Vervolgens komt zaterdag, de vigilie van de verrijzenis van de Heer. Het is als het wachten voor het graf van Lazarus. De schreeuw die uit elk deel van de wereld oprijst, wordt er verzameld om hem voor de Heer te brengen, die de zware steen wegrolt die het menselijke bestaan onderdrukt. En het leven van allen, bevrijd van de banden van de zonde, wordt gered door de barmhartigheid van God (cfr. Joh 11).

De zondag is het hoogtepunt in het leven van de Gemeenschap; de leerlingen ontmoeten de verrezen Heer. Het is de dag van Emmaüs: we vieren het "breken van het brood" en de leerlingen "openen hun ogen en herkennen hem” (cfr. Lc 24).
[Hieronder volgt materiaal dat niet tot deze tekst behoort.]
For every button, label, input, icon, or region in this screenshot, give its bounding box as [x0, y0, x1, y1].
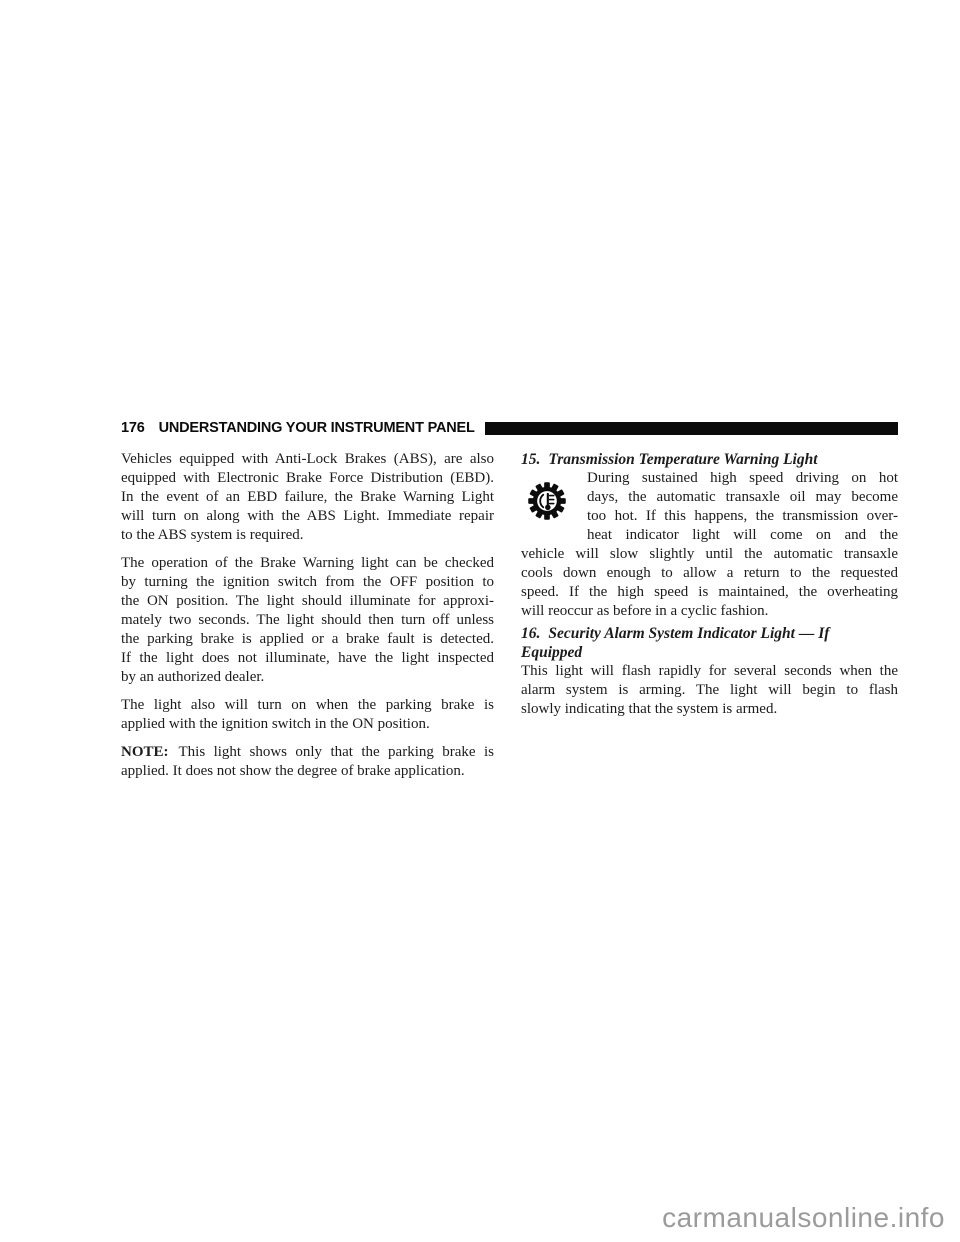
header-rule-bar — [485, 422, 898, 435]
text-line: heat indicator light will come on and th… — [587, 526, 898, 545]
section-16-heading-line-1: 16.Security Alarm System Indicator Light… — [521, 624, 898, 643]
text-line: vehicle will slow slightly until the aut… — [521, 545, 898, 564]
section-15-body-text: vehicle will slow slightly until the aut… — [521, 545, 898, 621]
left-column: Vehicles equipped with Anti-Lock Brakes … — [121, 450, 494, 790]
text-line: The light also will turn on when the par… — [121, 696, 494, 715]
text-line: If the light does not illuminate, have t… — [121, 649, 494, 668]
section-15-indented-text: During sustained high speed driving on h… — [587, 469, 898, 545]
note-paragraph: NOTE:This light shows only that the park… — [121, 743, 494, 781]
section-16-number: 16. — [521, 625, 540, 642]
transmission-temperature-warning-icon — [521, 469, 587, 545]
section-15-heading: 15.Transmission Temperature Warning Ligh… — [521, 450, 898, 469]
text-line: The operation of the Brake Warning light… — [121, 554, 494, 573]
text-line: days, the automatic transaxle oil may be… — [587, 488, 898, 507]
text-line: the parking brake is applied or a brake … — [121, 630, 494, 649]
text-line: speed. If the high speed is maintained, … — [521, 583, 898, 602]
text-line: NOTE:This light shows only that the park… — [121, 743, 494, 762]
section-15-icon-row: During sustained high speed driving on h… — [521, 469, 898, 545]
text-line: applied. It does not show the degree of … — [121, 762, 494, 781]
section-16: 16.Security Alarm System Indicator Light… — [521, 624, 898, 719]
text-line: by turning the ignition switch from the … — [121, 573, 494, 592]
section-15-number: 15. — [521, 451, 540, 468]
note-text: This light shows only that the parking b… — [179, 744, 494, 760]
text-line: cools down enough to allow a return to t… — [521, 564, 898, 583]
text-line: alarm system is arming. The light will b… — [521, 681, 898, 700]
text-line: slowly indicating that the system is arm… — [521, 700, 898, 719]
section-16-body-text: This light will flash rapidly for severa… — [521, 662, 898, 719]
text-line: equipped with Electronic Brake Force Dis… — [121, 469, 494, 488]
text-line: Vehicles equipped with Anti-Lock Brakes … — [121, 450, 494, 469]
page-header: 176 UNDERSTANDING YOUR INSTRUMENT PANEL — [121, 420, 898, 436]
note-label: NOTE: — [121, 744, 169, 760]
text-line: will turn on along with the ABS Light. I… — [121, 507, 494, 526]
text-line: applied with the ignition switch in the … — [121, 715, 494, 734]
text-line: will reoccur as before in a cyclic fashi… — [521, 602, 898, 621]
paragraph-parking-brake: The light also will turn on when the par… — [121, 696, 494, 734]
section-16-heading-line-2: Equipped — [521, 643, 898, 662]
paragraph-brake-warning-check: The operation of the Brake Warning light… — [121, 554, 494, 687]
section-16-title: Security Alarm System Indicator Light — … — [548, 625, 829, 642]
site-watermark: carmanualsonline.info — [662, 1202, 945, 1234]
text-line: mately two seconds. The light should the… — [121, 611, 494, 630]
text-line: In the event of an EBD failure, the Brak… — [121, 488, 494, 507]
chapter-title: UNDERSTANDING YOUR INSTRUMENT PANEL — [159, 420, 475, 436]
paragraph-abs-ebd: Vehicles equipped with Anti-Lock Brakes … — [121, 450, 494, 545]
manual-page: 176 UNDERSTANDING YOUR INSTRUMENT PANEL … — [0, 0, 960, 1242]
text-line: to the ABS system is required. — [121, 526, 494, 545]
right-column: 15.Transmission Temperature Warning Ligh… — [521, 450, 898, 719]
page-number: 176 — [121, 420, 145, 436]
text-line: This light will flash rapidly for severa… — [521, 662, 898, 681]
text-line: by an authorized dealer. — [121, 668, 494, 687]
section-15-title: Transmission Temperature Warning Light — [548, 451, 817, 468]
text-line: During sustained high speed driving on h… — [587, 469, 898, 488]
text-line: too hot. If this happens, the transmissi… — [587, 507, 898, 526]
text-line: the ON position. The light should illumi… — [121, 592, 494, 611]
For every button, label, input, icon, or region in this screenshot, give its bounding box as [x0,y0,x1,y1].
Het is het wekelijkse Pasen dat een voorafbeelding is van het eeuwig Pasen, wanneer God het kwaad en de dood voor eeuwig zal vernietigen.

Niets is mogelijk zonder het gebed, alles is mogelijk voor wie gelooft (Mc 9, 23). Het gebed overstijgt de onmacht van de mensen, het gaat verder dan wat voor onmogelijk gehouden wordt, en laat God toe om met macht in te grijpen in deze wereld. Terwijl de Gemeenschap zorgt voor de armen en de zwakken, leert ze van hen om zich tot God te richten met evenveel vertrouwen en aandrang. En iedereen blijkt een bedelaar van liefde en vrede te zijn.

Het gebed, zelfs als dat zwak lijkt in de ogen van de mensen, kan muren doen omvallen en afgronden vullen, geweld uitroeien en barmhartigheid doen groeien. Er staat immers geschreven: “Ik verzeker het jullie nogmaals: als twee van jullie hier op aarde eensgezind om iets vragen, wat het ook is, dan zal mijn Vader in de hemel het voor hen laten gebeuren” (Mt 18, 19).